Dr. Holmes-Eber completed her Master’s and Doctoral degrees in Anthropology from Northwestern University.  She holds a B.A. magna cum laude from Dartmouth College, a Certificate in African Studies from Northwestern University and a Certificate in Tunisian Arabic from the Ecole Bourguiba des Langues Vivantes in Tunis, Tunisia. Her research and expertise focus on kinship and social networks in Arab and Muslim culture in North Africa.

Prior to her current position at Marine Corps University, Dr. Holmes-Eber was an Assistant Professor of Anthropology at the University of Wisconsin-Milwaukee and a Visiting Scholar in the Middle East Center at the Jackson School of International Studies at the University of Washington. She is fluent in French, Arabic, German and Italian and has lived and traveled in over forty countries around the world including Tunisia, Morocco, Turkey, Israel, Mongolia, China, Taiwan, Japan, Russia and Tonga. 

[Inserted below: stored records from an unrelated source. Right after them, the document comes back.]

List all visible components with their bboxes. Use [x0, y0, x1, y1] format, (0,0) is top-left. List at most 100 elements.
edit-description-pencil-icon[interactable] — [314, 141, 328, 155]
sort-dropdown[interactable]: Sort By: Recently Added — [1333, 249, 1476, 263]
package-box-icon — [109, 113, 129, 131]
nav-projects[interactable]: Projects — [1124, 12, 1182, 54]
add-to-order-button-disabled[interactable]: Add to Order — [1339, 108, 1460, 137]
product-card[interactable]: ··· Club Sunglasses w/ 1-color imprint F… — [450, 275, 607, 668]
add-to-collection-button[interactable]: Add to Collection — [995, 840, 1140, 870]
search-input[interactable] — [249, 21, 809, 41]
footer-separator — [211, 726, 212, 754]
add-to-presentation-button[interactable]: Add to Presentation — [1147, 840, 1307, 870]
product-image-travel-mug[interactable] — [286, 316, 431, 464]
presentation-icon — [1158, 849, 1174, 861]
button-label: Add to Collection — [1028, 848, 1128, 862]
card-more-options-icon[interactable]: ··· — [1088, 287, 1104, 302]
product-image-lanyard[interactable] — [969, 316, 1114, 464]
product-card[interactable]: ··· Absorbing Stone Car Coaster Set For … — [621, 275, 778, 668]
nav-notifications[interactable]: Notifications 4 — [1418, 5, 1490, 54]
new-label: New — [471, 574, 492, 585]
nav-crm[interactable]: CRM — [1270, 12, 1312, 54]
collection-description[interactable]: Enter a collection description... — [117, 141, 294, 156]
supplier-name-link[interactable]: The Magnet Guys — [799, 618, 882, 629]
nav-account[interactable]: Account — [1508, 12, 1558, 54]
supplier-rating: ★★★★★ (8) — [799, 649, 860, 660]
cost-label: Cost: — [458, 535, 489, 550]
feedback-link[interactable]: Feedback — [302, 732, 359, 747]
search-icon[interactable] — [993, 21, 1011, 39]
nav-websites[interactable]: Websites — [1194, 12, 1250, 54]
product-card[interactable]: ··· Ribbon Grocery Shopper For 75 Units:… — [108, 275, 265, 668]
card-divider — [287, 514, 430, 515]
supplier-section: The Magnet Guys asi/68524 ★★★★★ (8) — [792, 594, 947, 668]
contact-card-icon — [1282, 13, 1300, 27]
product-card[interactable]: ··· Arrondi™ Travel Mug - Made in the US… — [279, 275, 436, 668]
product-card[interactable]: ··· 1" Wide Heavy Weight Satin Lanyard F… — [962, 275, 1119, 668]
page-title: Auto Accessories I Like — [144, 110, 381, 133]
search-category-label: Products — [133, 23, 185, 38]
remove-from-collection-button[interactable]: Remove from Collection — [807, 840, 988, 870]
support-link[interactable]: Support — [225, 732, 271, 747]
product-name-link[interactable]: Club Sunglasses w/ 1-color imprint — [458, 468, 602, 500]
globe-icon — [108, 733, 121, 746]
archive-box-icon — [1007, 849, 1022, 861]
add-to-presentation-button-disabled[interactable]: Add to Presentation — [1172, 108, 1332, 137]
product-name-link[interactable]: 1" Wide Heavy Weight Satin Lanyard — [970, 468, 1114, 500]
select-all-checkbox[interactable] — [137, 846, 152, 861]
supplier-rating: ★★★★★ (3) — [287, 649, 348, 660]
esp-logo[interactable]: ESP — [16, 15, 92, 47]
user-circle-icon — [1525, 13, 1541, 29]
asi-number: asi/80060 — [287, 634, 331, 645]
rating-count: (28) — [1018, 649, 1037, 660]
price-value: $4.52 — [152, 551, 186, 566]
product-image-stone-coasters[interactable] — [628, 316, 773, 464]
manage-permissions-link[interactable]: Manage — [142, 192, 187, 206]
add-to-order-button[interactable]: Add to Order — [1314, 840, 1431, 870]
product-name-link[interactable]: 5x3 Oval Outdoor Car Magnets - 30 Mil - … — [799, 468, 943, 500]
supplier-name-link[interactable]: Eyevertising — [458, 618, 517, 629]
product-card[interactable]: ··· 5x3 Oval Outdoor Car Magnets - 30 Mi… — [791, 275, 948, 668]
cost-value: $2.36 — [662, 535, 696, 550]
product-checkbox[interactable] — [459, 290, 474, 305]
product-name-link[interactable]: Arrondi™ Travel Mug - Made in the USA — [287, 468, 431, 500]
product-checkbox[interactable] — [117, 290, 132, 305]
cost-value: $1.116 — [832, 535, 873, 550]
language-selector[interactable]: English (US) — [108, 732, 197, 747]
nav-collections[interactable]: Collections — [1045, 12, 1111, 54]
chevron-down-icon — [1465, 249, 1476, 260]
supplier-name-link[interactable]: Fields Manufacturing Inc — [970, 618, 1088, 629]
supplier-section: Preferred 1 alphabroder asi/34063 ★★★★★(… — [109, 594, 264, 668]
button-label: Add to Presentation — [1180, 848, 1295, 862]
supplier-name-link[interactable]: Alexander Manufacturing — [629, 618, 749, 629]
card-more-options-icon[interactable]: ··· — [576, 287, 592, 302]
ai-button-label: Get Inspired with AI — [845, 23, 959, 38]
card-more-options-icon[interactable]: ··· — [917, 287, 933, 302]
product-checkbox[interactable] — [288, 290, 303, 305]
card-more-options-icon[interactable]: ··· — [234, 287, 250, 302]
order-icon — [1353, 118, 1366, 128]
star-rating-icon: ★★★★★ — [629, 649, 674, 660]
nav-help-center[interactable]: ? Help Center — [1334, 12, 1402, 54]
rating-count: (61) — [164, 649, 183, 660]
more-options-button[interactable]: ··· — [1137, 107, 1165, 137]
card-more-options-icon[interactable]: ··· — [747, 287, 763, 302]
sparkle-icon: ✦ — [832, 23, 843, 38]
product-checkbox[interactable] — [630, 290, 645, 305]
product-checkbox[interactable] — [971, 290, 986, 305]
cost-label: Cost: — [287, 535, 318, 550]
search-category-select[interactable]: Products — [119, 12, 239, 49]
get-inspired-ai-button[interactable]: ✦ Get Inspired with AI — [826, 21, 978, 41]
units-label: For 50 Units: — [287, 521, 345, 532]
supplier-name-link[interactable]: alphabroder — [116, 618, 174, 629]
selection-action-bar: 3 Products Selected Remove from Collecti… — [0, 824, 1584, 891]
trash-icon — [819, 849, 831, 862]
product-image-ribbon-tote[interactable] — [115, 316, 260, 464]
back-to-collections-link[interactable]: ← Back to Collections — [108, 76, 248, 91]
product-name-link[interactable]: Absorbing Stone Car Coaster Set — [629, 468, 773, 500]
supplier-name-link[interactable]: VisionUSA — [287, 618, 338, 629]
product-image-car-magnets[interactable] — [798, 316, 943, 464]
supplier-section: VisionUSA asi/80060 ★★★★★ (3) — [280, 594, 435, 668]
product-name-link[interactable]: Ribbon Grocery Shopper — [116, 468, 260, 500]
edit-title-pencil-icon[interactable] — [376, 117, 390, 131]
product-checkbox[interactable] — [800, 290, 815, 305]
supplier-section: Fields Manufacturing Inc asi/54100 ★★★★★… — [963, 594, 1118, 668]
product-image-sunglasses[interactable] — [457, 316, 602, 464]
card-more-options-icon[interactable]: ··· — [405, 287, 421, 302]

Dr. Christopher Harmon_2010Christopher C. Harmon, Ph.D. has had 21 years of teaching security studies, strategy, military theory & history, and courses on terrorism at six graduate schools, including a division of National Defense University, and the Naval War College. 

Currently, he teaches Terrorism and Counterterrorism at IWP and is MajGen Matthew C. Horner Chair of Military Theory at Marine Corps University. 

Dr. Harmon has served as Curricula Director for the Program on Terrorism and Security Studies at the George C. Marshall European Center for Security Studies in Garmisch Germany.  He has also served as the Kim T. Adamson Chair of Insurgency & Terrorism, Marine Corps University at Quantico, VA, and as Professor of International Relations at the University’s Command and Staff College.  He has done academic research fellowships with the Earhart Foundation; Hoover Institution on War, Revolution and Peace; Claremont Institute. 

Dr. Harmon holds a B.A. in History and French Language from Seattle University, where he graduated summa cum laude, and an M.A. in Government and a Ph.D. in International Relations and Government from Claremont Graduate School.

Dr. Harmon is the author of Terrorism Today, co-author of Toward a Grand Strategy Against Terrorism, and co-editor of Statecraft and Power.  His article “Spain’s ETA Terrorist Group is Dying” was published in the geopolitics journal ORBIS in Fall 2012.